Chinese Soviet Republic
- Use: Civil and state flag
- Proportion: 25:18
- Adopted: 1934
- Design: A red flag with the national emblem in the center.
- Proportion: 25:18
- Adopted: 1934
- Design: The top left corner features a red five-pointed star, and the center of the flag displays a hammer and sickle.

= Flag of the Chinese Soviet Republic =

The national flag of the Chinese Soviet Republic was a red flag with the national emblem in the center, with a ratio of 25:18.

== History ==
The earliest description of the national flag of the Chinese Soviet Republic appeared in the draft constitution of the Chinese Soviet Republic in January 1934, in which Article 77 stipulated that the national flag was a red flag with the national emblem.
Article 76: The emblem of the Chinese Soviet Republic shall be a sphere with a crossed hammer and sickle inserted on it, with ears of grain placed below and on either side of the earth. Above the earth and on the five-pointed star shall be the inscription "Chinese Soviet Republic", and above that, " Workers of the world and oppressed nations, unite!"

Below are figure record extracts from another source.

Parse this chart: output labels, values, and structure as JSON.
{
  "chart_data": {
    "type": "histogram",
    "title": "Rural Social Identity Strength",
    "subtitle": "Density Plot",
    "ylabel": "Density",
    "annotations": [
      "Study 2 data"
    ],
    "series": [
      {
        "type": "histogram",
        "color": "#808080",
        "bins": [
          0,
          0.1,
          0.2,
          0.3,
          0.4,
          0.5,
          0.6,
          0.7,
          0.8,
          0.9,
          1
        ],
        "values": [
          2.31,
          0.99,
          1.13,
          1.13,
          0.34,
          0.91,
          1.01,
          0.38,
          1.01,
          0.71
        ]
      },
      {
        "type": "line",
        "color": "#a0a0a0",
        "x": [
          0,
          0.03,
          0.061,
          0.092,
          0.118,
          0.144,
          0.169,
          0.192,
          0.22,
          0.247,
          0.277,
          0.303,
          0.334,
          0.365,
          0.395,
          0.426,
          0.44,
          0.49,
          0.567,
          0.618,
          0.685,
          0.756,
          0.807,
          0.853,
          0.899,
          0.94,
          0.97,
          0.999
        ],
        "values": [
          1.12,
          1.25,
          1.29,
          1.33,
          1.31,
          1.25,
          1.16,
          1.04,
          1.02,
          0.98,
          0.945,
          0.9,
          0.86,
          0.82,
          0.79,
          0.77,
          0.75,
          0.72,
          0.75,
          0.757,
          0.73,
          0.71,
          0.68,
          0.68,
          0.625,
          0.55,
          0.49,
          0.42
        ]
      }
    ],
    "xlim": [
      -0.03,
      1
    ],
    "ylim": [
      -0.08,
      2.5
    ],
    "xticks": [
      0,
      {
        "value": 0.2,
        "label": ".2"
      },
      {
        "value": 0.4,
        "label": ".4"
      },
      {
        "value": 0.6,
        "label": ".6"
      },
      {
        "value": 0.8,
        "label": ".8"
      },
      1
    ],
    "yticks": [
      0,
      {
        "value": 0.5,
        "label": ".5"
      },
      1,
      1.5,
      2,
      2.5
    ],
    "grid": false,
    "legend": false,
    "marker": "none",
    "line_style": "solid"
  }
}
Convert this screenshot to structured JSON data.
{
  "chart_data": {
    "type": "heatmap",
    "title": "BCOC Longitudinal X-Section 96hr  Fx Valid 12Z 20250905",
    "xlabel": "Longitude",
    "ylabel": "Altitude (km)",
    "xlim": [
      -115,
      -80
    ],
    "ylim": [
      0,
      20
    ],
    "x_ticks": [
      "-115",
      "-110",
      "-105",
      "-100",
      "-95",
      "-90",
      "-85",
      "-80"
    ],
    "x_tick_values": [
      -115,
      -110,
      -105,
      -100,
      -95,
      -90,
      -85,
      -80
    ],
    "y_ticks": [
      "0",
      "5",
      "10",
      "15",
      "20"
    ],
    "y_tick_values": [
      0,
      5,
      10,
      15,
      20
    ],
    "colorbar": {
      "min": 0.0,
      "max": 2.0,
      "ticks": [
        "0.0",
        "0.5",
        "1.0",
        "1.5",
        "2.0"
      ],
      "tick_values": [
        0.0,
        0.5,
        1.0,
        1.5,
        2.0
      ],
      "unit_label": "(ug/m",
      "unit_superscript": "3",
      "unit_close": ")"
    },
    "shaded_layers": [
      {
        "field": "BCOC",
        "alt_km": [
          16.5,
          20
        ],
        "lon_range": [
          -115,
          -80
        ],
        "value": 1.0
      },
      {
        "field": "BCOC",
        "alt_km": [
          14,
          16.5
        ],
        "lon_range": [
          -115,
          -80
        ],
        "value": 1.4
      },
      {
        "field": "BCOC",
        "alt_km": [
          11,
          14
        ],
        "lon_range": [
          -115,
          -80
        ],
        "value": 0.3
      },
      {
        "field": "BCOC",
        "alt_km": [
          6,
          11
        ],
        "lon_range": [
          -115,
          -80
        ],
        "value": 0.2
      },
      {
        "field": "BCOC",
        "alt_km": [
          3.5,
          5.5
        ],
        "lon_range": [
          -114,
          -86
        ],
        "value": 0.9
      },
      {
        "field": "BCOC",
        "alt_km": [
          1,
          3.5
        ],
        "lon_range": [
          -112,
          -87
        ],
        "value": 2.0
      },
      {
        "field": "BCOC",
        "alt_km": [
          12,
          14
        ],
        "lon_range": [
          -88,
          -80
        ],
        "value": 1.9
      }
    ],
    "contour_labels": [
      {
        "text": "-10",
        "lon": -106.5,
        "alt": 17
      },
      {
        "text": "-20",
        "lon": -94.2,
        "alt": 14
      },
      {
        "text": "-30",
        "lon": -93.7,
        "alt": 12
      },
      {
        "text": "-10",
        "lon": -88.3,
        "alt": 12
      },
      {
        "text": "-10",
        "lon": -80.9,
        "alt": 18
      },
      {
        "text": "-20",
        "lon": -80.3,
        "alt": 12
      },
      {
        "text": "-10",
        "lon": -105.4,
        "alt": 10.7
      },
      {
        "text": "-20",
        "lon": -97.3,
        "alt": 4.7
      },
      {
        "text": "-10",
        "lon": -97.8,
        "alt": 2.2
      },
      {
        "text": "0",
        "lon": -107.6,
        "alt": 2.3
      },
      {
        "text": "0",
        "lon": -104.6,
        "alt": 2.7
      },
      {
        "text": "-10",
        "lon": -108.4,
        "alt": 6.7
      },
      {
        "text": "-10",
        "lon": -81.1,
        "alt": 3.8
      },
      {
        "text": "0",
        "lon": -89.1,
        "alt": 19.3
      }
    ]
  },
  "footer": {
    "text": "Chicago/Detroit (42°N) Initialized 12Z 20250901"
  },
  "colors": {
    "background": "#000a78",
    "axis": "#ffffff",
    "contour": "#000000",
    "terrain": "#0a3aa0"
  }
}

Article 77: The national flag is a red flag with the national emblem added on top.
When the 2nd National Congress of the Chinese Soviet Republic was held in 1934, it adopted the "Decision of the Second National Congress of Soviets on the National Emblem, National Flag, and Military Flag":(I) The emblem of the Chinese Soviet Republic was as follows: a crossed sickle and hammer were placed on a globe, with ears of grain on the right and ears of wheat on the left, positioned below and to the sides of the globe. A five-pointed star was placed above the globe. The inscription read "Chinese Soviet Republic" above the globe, and above that, "Workers of the world and oppressed nations, unite!" The globe was white with blue outlines of latitude and longitude. The sickle and hammer on the globe were black, and the five-pointed star was yellow.

(ii) The national flag is red, five feet wide and three feet six inches high, with the national emblem on it, and the flag handle is white.

(iii) The military flag has a red background, is five feet wide and three feet six inches high, with a yellow crossed sickle and hammer in the center and a yellow five-pointed star in the upper right corner. The flag handle is white.

== Military flag ==
The early Red Army used a red flag with a white star in the center and a black hammer and sickle (sometimes made into a hammer and sickle). The number was written on a white banner on the left. After the Second National Congress of Soviets passed the "Decision on the National Emblem, National Flag and Military Flag", the military flag with a yellow hammer and sickle in the center and a five-pointed star in the upper right corner was adopted.  Although legally this flag is the military flag of the Chinese Soviet Republic, it basically represents the national flag of the Chinese Soviet Republic.